The effects and devastation of porcine reproductive and respiratory syndrome (PRRS) has focused the need for proper biosecurity, isolation/acclimation (I/A) and herd stabilization.
In general, artificial insemination (AI) is a more biosecure means of introducing genetics.
But multiple semen purchases in a week can potentially expose your herd to disease introduction quite often compared to quarterly or biannual introduction of live replacement stock.
I like my clients to screen their semen suppliers in the same manner they would screen their other genetic suppliers. First and foremost, the purchasing farm must fully understand the health status of their own herd.
The most appropriate way to screen a potential semen supplier is to have your veterinarian talk to the veterinarian overseeing the boar stud's health. The veterinarian-to-veterinarian correspondence is normally the most effective way to gather information and to ensure a good health match between your unit and the stud.
Questions and details your veterinarian should find out include, but are not limited to, the following.
How often are boars introduced to the boar stud — annually, biannually, quarterly or monthly?
What are the boar stud's I/A procedures? How long are they isolated; how long are they acclimated before entering the boar stud?
Does the stud have separate I/A facilities for different genetic lines?
What vaccination protocols are followed in I/A?
What serology or diagnostic testing is performed to ensure clean boars are entering the stud?
Where are I/A facilities located in relation to the stud or other hogs?
What diagnostic surveillance is routinely performed within the stud to ensure a quality product?
Are other tests such as semen polymerase chain reaction (PCR) being performed on regular intervals to monitor PRRS status?
What vaccinations are used within the stud?
How many genetic lines are housed at the stud? If multiple genetic lines are maintained, do they all go through the exact same stringent guidelines to gain entry into the stud?
How close is the boar stud to other hog facilities?
Can the stud give you a list of satisfied customers as reference with detailed production records?
Has the stud maintained good health status so that semen supply has not been interrupted to clients?
Does the stud have a back-up plan, should it go down with a major health issue, to continue supplying semen to clients?
Does the stud deliver directly to the farm?
Does the stud ship through commercial carrier services?
Does the stud re-use Styrofoam containers or coolers, and if so, what quality control measures are in place to make sure these items are properly cleaned and disinfected?
How are delivery personnel trained, and what protocols are in place for cleaning their vehicles?
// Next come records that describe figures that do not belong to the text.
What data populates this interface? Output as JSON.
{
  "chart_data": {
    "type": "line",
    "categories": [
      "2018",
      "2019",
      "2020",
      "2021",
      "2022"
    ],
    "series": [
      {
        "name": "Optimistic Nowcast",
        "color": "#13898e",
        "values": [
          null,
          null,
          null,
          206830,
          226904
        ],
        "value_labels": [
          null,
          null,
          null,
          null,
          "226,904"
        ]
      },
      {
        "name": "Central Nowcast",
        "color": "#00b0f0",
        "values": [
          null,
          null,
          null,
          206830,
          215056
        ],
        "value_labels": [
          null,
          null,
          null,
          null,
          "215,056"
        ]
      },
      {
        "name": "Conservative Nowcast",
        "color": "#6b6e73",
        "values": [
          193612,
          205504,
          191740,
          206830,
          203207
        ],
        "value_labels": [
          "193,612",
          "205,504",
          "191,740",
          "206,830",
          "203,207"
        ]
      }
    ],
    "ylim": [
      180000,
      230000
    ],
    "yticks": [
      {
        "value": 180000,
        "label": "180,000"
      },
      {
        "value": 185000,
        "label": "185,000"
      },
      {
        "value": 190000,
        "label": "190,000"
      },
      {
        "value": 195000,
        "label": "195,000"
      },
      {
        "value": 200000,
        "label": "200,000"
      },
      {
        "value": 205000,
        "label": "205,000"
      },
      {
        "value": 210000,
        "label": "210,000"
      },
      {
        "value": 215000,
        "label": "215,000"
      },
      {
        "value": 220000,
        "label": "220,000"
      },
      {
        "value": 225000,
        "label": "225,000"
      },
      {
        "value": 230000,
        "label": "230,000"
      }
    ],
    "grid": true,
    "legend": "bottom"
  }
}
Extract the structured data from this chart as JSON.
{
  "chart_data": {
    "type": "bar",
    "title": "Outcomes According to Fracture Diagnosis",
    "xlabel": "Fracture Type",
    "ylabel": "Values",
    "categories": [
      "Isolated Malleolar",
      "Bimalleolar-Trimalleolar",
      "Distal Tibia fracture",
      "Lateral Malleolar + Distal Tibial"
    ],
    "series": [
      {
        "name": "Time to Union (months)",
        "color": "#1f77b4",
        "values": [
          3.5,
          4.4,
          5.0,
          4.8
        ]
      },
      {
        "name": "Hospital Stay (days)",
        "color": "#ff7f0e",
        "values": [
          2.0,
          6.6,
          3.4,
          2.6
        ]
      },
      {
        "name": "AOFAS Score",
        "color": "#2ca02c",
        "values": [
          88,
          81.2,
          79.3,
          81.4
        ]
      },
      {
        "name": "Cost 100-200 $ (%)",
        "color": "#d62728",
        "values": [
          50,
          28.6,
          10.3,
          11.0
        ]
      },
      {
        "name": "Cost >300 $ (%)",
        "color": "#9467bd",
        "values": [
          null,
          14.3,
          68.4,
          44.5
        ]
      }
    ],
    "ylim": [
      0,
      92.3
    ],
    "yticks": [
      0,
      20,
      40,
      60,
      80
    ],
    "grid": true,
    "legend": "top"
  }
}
Unit A broke with Transmissible gastroenteritis (TGE) in late January. Diagnostics pointed to incoming gilts in isolation carrying in the TGE virus.
The unit received fresh-delivered semen three times weekly. The boar stud immediately implemented a change in delivery status by providing a separate driver and vehicle to Unit A. Other area clients were notified of the TGE break to beef up biosecurity measures at each of their farms.
Three weeks later, another facility, Unit B, broke with TGE. A separate, off-site drop point for semen was created so drivers from the boar stud did not have to enter Unit B. Later investigation led to the feed delivery system as the most likely source of contamination for Unit B.
In the following weeks, no other units serviced by this stud broke with TGE. The boar stud also remained free of TGE.
Ultimately, what appeared to be a relatively simple, self-contained case of TGE turned into a huge health concern for the servicing boar stud and all of its clientele.
Fortunately, good communication between the boar stud and its clients and quick action in delivery changes helped prevent the spread of TGE virus to other farms and the boar stud.
This example again emphasizes that while semen is “safer” than live animal introduction, other factors such as the number of times semen is brought in and the added risk with delivery vehicles and personnel must keep us all “on our toes.”
By working closely with your veterinarian and having good communication with your semen suppliers, you can help limit these occurrences.